Texte établi par PSYCHANALYSE-PARIS.COM d’après l’ouvrage de Richard von Krafft-Ebing, Études médico-légales : Psychopathia Sexualis. Avec recherche spéciales sur l’inversion sexuelle, Traduit sur la 8e édition allemande par Émile Laurent et Sigismond Csapo, Éd. Georges Carré, Paris, 1895.

Notes

[1Taxil (op. cit., p. 180) donne des renseignements détaillés sur ce monstre psychosexuel qui, évidemment, a dû présenter un état de satyriasis habituel associé à une paresthesia sexualis.
De Sade était cynique au point de vouloir sérieusement idéaliser sa cruelle sensualité et se faire l’apôtre d’une doctrine fondée sur ce sentiment pervers. Ses menées étaient devenues si scandaleuses (entre autres il invita chez lui une société de dames et de messieurs qu’il mit en rut en leur faisant servir des bonbons de chocolat mélangés de cantharide) qu’on dut l’enfermer dans la maison de santé de Charenton. Pendant la Révolution (1790), il fut remis en liberté. Il écrivit alors des romans ruisselants de volupté et de cruauté. Lorsque Bonaparte devint consul, le marquis de Sade lui fit cadeau de la collection de ses romans, reliés avec luxe. Le consul fit détruire les œuvres du marquis et interner de nouveau l’auteur à Charenton, où celui-ci mourut en 1814, à l’âge de soixante-quatre ans.

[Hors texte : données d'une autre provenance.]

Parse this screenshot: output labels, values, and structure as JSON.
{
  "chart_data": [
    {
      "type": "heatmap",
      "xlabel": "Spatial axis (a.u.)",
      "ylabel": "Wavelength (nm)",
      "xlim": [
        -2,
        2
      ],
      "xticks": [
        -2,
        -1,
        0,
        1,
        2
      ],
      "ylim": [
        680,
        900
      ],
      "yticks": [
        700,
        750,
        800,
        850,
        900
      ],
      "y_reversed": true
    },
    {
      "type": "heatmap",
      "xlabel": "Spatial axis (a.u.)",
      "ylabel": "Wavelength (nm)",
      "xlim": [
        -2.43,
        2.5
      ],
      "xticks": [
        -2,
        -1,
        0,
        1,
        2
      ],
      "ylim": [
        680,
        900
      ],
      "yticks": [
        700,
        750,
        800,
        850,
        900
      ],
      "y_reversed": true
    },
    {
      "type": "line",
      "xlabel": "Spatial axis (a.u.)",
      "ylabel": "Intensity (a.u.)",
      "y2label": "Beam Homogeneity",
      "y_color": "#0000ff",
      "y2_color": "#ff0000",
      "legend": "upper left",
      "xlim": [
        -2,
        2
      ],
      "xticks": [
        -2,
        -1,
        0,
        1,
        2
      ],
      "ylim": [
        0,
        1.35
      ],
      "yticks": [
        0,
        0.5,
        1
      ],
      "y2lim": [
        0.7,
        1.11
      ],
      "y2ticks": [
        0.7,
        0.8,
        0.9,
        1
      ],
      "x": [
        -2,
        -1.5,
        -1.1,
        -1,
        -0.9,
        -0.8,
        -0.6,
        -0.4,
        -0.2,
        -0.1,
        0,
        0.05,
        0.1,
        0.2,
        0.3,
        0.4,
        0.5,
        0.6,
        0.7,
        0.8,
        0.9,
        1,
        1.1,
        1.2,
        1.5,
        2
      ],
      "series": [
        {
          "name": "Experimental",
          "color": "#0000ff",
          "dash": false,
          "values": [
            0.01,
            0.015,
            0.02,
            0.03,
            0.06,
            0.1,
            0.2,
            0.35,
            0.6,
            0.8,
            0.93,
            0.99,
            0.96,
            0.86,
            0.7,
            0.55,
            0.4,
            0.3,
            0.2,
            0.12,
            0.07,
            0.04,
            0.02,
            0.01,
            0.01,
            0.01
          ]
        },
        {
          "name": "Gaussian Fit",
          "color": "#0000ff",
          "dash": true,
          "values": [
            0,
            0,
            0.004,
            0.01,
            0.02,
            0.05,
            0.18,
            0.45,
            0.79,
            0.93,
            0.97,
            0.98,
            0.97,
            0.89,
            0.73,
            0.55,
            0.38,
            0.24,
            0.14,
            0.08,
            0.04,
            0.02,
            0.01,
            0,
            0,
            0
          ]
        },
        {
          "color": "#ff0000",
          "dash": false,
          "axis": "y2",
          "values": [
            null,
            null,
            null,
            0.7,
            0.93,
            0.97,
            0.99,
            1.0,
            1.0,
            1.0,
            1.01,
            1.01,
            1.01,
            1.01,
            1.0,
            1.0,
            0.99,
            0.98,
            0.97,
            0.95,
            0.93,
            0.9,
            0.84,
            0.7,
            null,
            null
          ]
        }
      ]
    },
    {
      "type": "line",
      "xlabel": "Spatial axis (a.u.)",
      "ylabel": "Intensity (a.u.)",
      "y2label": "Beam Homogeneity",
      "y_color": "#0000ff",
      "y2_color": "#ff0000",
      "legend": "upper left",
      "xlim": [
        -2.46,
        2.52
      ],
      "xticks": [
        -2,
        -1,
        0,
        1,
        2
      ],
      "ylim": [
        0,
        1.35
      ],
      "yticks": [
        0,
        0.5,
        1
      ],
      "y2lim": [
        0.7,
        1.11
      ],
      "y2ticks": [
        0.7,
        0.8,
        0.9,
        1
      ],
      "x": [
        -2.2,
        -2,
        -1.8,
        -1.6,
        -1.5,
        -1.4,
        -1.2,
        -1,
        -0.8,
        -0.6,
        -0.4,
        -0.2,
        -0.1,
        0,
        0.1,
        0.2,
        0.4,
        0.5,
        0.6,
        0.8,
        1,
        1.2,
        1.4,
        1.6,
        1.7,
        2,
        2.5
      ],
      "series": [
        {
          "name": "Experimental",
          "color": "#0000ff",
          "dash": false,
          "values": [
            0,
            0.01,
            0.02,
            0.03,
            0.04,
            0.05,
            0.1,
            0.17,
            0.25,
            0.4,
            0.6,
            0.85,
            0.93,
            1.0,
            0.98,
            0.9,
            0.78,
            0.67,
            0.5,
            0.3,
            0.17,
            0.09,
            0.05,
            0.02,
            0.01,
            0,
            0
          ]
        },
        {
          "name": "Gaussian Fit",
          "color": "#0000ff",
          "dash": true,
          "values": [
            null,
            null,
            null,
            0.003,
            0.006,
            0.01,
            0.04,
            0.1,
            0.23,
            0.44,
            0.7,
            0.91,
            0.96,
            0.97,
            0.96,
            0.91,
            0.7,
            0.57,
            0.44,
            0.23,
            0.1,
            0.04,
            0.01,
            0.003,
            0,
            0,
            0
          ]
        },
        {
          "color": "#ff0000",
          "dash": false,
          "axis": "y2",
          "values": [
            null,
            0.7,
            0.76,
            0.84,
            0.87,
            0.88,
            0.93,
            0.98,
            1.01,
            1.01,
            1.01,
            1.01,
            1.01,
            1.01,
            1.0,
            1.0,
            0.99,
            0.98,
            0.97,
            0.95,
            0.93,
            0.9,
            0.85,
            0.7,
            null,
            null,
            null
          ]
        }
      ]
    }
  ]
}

[2Voy. Krauss, Psychologie des Verbrechens, 1884, p. 188 ; Dr Hofer, Annalen der Staatsarzneikunde, 6. III. 2 ; Schmidt’s Jahrbücher, Bd 59, p. 94.

[3Les journaux rapportent qu’en décembre 1896 une série d’attentats analogues ont été commis à Mayence. Un garçon, entre quatorze et seize ans, s’approchait des filles et des femmes et leur blessait les jambes avec un instrument aigu. Il fut arrêté et fit l’impression d’un aliéné. On n’a donné aucun détail sur ce cas, probablement de nature sadique.